Zdaniem Trybunału Konstytucyjnego w zaskarżonym postanowieniu prawidłowo przyjęto, że wykonanie przez skarżącego obowiązku wynikającego z art. 47 ust. 1 pkt 2 ustawy o TK nie było wystarczające. Jeszcze raz należy podkreślić, że samo jedynie przywołanie określonego przepisu Konstytucji, bez jednoczesnego doprecyzowania treści prawa podmiotowego (jego zakresu zastosowania, jak i normowania), które z tego przepisu wynika, nie może być uznane za należyte i prawidłowe zrealizowanie wymogu ustawowego.
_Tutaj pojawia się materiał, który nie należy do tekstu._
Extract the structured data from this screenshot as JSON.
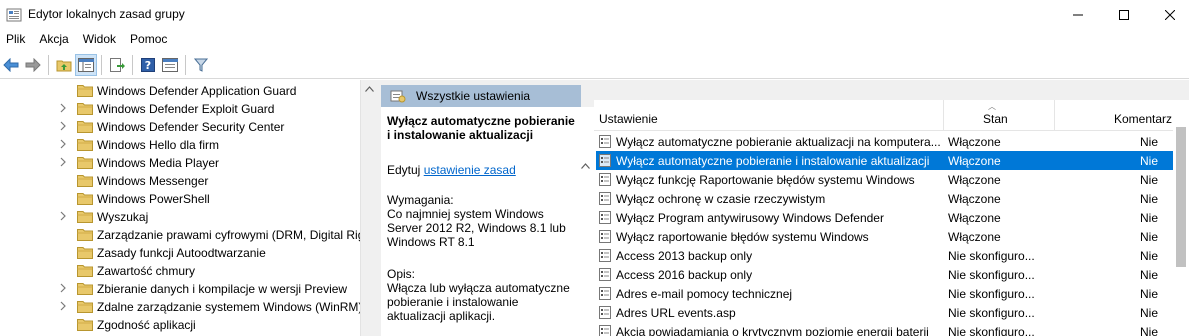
{
  "window": {
    "title": "Edytor lokalnych zasad grupy",
    "controls": {
      "minimize": "—",
      "maximize": "☐",
      "close": "✕"
    }
  },
  "menu": [
    "Plik",
    "Akcja",
    "Widok",
    "Pomoc"
  ],
  "toolbar": {
    "buttons": [
      "back-icon",
      "forward-icon",
      "up-folder-icon",
      "show-hide-tree-icon",
      "export-list-icon",
      "help-icon",
      "properties-icon",
      "filter-icon"
    ]
  },
  "tree": {
    "items": [
      {
        "label": "Windows Defender Application Guard",
        "expandable": false
      },
      {
        "label": "Windows Defender Exploit Guard",
        "expandable": true
      },
      {
        "label": "Windows Defender Security Center",
        "expandable": true
      },
      {
        "label": "Windows Hello dla firm",
        "expandable": true
      },
      {
        "label": "Windows Media Player",
        "expandable": true
      },
      {
        "label": "Windows Messenger",
        "expandable": false
      },
      {
        "label": "Windows PowerShell",
        "expandable": false
      },
      {
        "label": "Wyszukaj",
        "expandable": true
      },
      {
        "label": "Zarządzanie prawami cyfrowymi (DRM, Digital Rig",
        "expandable": false
      },
      {
        "label": "Zasady funkcji Autoodtwarzanie",
        "expandable": false
      },
      {
        "label": "Zawartość chmury",
        "expandable": false
      },
      {
        "label": "Zbieranie danych i kompilacje w wersji Preview",
        "expandable": true
      },
      {
        "label": "Zdalne zarządzanie systemem Windows (WinRM)",
        "expandable": true
      },
      {
        "label": "Zgodność aplikacji",
        "expandable": false
      }
    ]
  },
  "right_header": {
    "label": "Wszystkie ustawienia"
  },
  "description": {
    "title": "Wyłącz automatyczne pobieranie i instalowanie aktualizacji",
    "edit_prefix": "Edytuj",
    "edit_link": "ustawienie zasad",
    "requirements_label": "Wymagania:",
    "requirements_text": "Co najmniej system Windows Server 2012 R2, Windows 8.1 lub Windows RT 8.1",
    "opis_label": "Opis:",
    "opis_text": "Włącza lub wyłącza automatyczne pobieranie i instalowanie aktualizacji aplikacji."
  },
  "list": {
    "columns": {
      "name": "Ustawienie",
      "state": "Stan",
      "comment": "Komentarz"
    },
    "rows": [
      {
        "name": "Wyłącz automatyczne pobieranie aktualizacji na komputera...",
        "state": "Włączone",
        "comment": "Nie",
        "selected": false
      },
      {
        "name": "Wyłącz automatyczne pobieranie i instalowanie aktualizacji",
        "state": "Włączone",
        "comment": "Nie",
        "selected": true
      },
      {
        "name": "Wyłącz funkcję Raportowanie błędów systemu Windows",
        "state": "Włączone",
        "comment": "Nie",
        "selected": false
      },
      {
        "name": "Wyłącz ochronę w czasie rzeczywistym",
        "state": "Włączone",
        "comment": "Nie",
        "selected": false
      },
      {
        "name": "Wyłącz Program antywirusowy Windows Defender",
        "state": "Włączone",
        "comment": "Nie",
        "selected": false
      },
      {
        "name": "Wyłącz raportowanie błędów systemu Windows",
        "state": "Włączone",
        "comment": "Nie",
        "selected": false
      },
      {
        "name": "Access 2013 backup only",
        "state": "Nie skonfiguro...",
        "comment": "Nie",
        "selected": false
      },
      {
        "name": "Access 2016 backup only",
        "state": "Nie skonfiguro...",
        "comment": "Nie",
        "selected": false
      },
      {
        "name": "Adres e-mail pomocy technicznej",
        "state": "Nie skonfiguro...",
        "comment": "Nie",
        "selected": false
      },
      {
        "name": "Adres URL events.asp",
        "state": "Nie skonfiguro...",
        "comment": "Nie",
        "selected": false
      },
      {
        "name": "Akcja powiadamiania o krytycznym poziomie energii baterii",
        "state": "Nie skonfiguro...",
        "comment": "Nie",
        "selected": false
      }
    ]
  },
  "colors": {
    "selection": "#0078d7",
    "header_tab": "#a7bed6",
    "link": "#0066cc",
    "folder": "#e8c86a"
  }
}
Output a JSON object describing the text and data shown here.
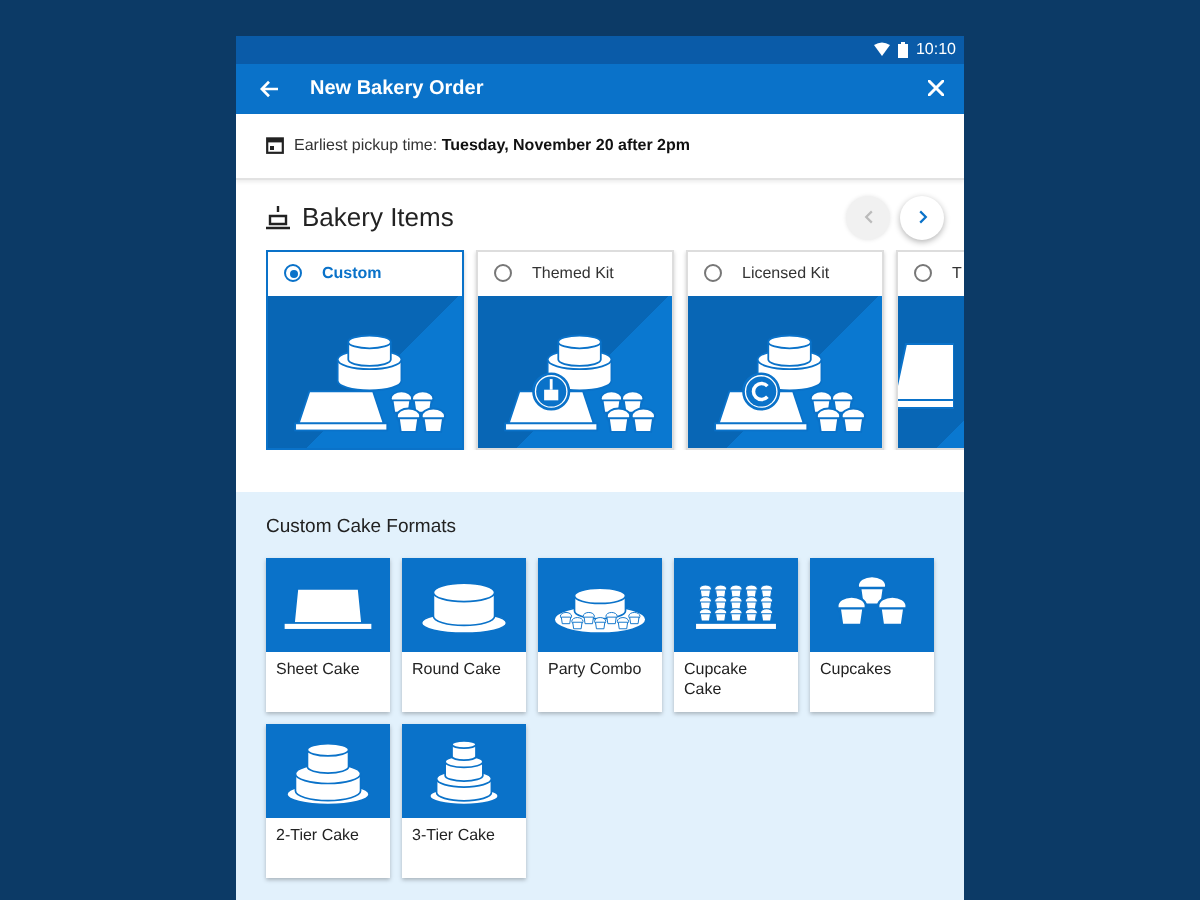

Także brak szczegółowego wyjaśnienia, dlaczego – w świetle konstytucyjnych przesłanek dopuszczalności ograniczania konstytucyjnych praw i wolności – ingerencja ustawodawcy w dane prawo była niedozwolona, uniemożliwia pozytywną kwalifikację skargi konstytucyjnej z punktu widzenia uregulowań ustawy o TK.
Należy zatem powtórzyć, że w przypadku analizowanej skargi konstytucyjnej samo jedynie odwołanie się przez skarżącego do unormowań zawartych w art. 21 oraz art. 64 ust. 3 Konstytucji, bez niezbędnego doprecyzowania treści przysługujących mu praw podmiotowych, jak i wyjaśnienia sposobu ich naruszenia przez przepisy u.p.d.o.f. oraz ustawy o VAT w zw. z uregulowaniami o.p., nie mogło być uznane za wykonanie obowiązku wynikającego z art. 47 ust. 1 pkt 2 ustawy o TK.

Biorąc powyższe okoliczności pod uwagę, należy stwierdzić, że Trybunał Konstytucyjny zasadnie odmówił nadania skardze konstytucyjnej dalszego biegu.